No apartamento do 20º andar de um prédio no início da Avenida São Luís, em São Paulo, Caetano Veloso ia começar a dormir, sob a luz tênue de um dia paulistano, tipicamente nublado, naquele ano de 1969, como sempre foi hábito dos artistas de música popular, dentro dos horários invertidos em que vivem, nesta cidade. Quando alguém apertou a campainha na porta de entrada do imóvel. Sonolento, irritado pela perturbação do sono que queria recuperar o mais rapidamente possível, Caetano mal olhou as carteirinhas exibidas para ele por aquele grupo de homens que sua empregada, a paraibana Hilda, deixara entrar na ampla sala de visitas. Exatamente na sala na qual o grupo de artistas baianos reunidos, na capital paulista, em torno de Caetano, dava acesso à vida privada deles aos poucos jornalistas nos quais confiavam. Entre os quais eu fora incluído, para minha alegria. Aos 20 anos de idade, era, então, repórter da revista Intervalo, uma publicação de formato pequeno da Editora Abril, especializada em televisão. Poucas semanas antes, naquela sala, Caetano e Gil tinham sentados juntos num puff de plástico inflável, um dos móveis vanguardistas da guarnição decorativa dela, para atender a um pedido do fotógrafo da minha revista que queria retratá-los assim.
Àquela altura do final dos irrequietos anos 60, Caetano estava no meio de um fogo cruzado. Líder do Tropicalismo, movimento cultural de natureza anarquista, ele recebia ataques do front esquerdista e do direitista, dentro do clima de radicalismo político instalado no Brasil sufocado por uma ditadura militar. O confronto armado, já tinha sido iniciado no país, uma espécie de surda guerra civil travada no país, escondida da opinião pública pelo Serviço de Censura, da Polícia Federal.
No dia em que foi acordado de modo inconveniente, quando Caetano, finalmente, entendeu que estava sendo preso sem nenhuma ordem judicial, ele ainda conseguiu registrar um comentário de um policial. E ficou consciente de que aquele grupo, em seguida, iria prender também Gil.
Ele registra, no seu livro “Verdade tropical”: “Gil morava numa extremidade da Praça da República, que pode ser considerada uma continuidade da avenida São Luís, onde fica o prédio em que Dedé e eu vivíamos. Para ir do meu prédio ao dele era preciso somente atravessar a avenida Ipiranga e andar meio quarteirão”.
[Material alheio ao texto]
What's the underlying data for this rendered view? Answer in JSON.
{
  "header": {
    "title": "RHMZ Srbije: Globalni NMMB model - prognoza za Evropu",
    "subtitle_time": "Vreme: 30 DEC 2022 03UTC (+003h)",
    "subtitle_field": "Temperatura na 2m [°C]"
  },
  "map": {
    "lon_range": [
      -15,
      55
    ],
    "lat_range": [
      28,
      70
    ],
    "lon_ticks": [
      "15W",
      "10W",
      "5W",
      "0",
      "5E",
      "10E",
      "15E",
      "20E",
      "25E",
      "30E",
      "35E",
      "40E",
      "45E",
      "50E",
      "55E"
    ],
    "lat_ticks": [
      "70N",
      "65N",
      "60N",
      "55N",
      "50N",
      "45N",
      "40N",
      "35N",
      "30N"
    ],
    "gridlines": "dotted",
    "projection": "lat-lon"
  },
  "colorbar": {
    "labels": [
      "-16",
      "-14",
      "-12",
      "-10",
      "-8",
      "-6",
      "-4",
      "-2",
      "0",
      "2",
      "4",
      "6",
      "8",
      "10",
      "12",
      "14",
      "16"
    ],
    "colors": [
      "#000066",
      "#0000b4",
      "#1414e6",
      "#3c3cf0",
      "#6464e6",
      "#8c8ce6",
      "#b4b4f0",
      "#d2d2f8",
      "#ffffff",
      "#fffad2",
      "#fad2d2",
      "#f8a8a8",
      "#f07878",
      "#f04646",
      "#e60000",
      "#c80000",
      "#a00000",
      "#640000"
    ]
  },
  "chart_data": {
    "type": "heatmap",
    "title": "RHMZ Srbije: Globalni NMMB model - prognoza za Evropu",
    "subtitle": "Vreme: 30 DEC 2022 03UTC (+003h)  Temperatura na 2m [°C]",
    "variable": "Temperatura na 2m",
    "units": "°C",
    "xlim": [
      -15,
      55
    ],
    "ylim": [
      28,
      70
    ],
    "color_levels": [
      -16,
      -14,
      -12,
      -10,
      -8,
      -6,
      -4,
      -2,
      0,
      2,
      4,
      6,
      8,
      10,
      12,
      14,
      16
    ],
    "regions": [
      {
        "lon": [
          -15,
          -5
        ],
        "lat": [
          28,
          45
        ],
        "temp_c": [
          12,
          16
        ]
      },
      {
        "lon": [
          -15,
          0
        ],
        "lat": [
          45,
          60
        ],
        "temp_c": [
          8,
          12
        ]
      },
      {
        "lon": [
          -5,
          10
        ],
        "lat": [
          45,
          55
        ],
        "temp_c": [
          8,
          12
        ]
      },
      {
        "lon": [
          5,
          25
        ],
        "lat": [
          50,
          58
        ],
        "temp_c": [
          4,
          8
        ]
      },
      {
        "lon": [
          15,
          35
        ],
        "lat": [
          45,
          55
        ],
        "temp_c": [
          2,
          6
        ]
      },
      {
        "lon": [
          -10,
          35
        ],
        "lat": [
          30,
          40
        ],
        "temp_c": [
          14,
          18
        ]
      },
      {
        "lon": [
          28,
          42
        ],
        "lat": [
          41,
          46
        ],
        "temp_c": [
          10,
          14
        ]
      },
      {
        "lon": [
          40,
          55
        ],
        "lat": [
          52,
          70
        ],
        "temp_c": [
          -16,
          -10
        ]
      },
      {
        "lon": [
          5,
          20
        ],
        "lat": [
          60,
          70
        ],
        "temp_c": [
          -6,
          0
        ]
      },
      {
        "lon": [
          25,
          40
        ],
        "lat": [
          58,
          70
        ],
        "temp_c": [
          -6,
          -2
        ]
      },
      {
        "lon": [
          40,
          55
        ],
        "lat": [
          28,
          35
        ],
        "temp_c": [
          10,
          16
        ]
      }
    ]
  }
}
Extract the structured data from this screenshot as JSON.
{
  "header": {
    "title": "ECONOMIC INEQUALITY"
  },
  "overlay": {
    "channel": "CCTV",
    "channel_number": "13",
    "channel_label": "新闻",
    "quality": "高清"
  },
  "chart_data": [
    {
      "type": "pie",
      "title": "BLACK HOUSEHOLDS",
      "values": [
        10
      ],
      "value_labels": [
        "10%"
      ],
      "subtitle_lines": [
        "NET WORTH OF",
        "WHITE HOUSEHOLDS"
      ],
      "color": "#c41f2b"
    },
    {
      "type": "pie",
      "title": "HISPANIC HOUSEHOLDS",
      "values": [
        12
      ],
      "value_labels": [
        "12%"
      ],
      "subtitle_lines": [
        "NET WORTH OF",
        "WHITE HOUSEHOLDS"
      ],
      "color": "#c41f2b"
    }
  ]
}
Ocorre que naquele momento, Gil estava dormindo num quarto de hóspede do apartamento de Caetano. Com algum disfarce, enquanto se vestia para acompanhar os policiais, ele pediu para Dedé, sua mulher, avisar Gil e orientá-lo a aguardar sua iminente prisão, no apartamento dele, na Praça da República. Gil pôde fazer isto, saindo dali por uma porta secundária do apartamento não vigiada pelos policiais. Mas, aquele pedido atendido por ele, iria atormentar Caetano até quase duas décadas depois. Quando escreveu seu livro, Caetano continuava sem entender bem por que, no momento da prisão, ele julgou natural contar com a companhia de seu amigo de vida inteira. Quando poderia ter preferido vê-lo fugir do país, conforme, pouco antes, tinha feito Geraldo Vandré. Da camionete onde fora enfiado, ao ver Gil receber ordem de prisão na frente de seu prédio, Caetano se sentiu como se fosse ele quem estivesse prendendo o amigo – registrou no “Verdade Tropical”.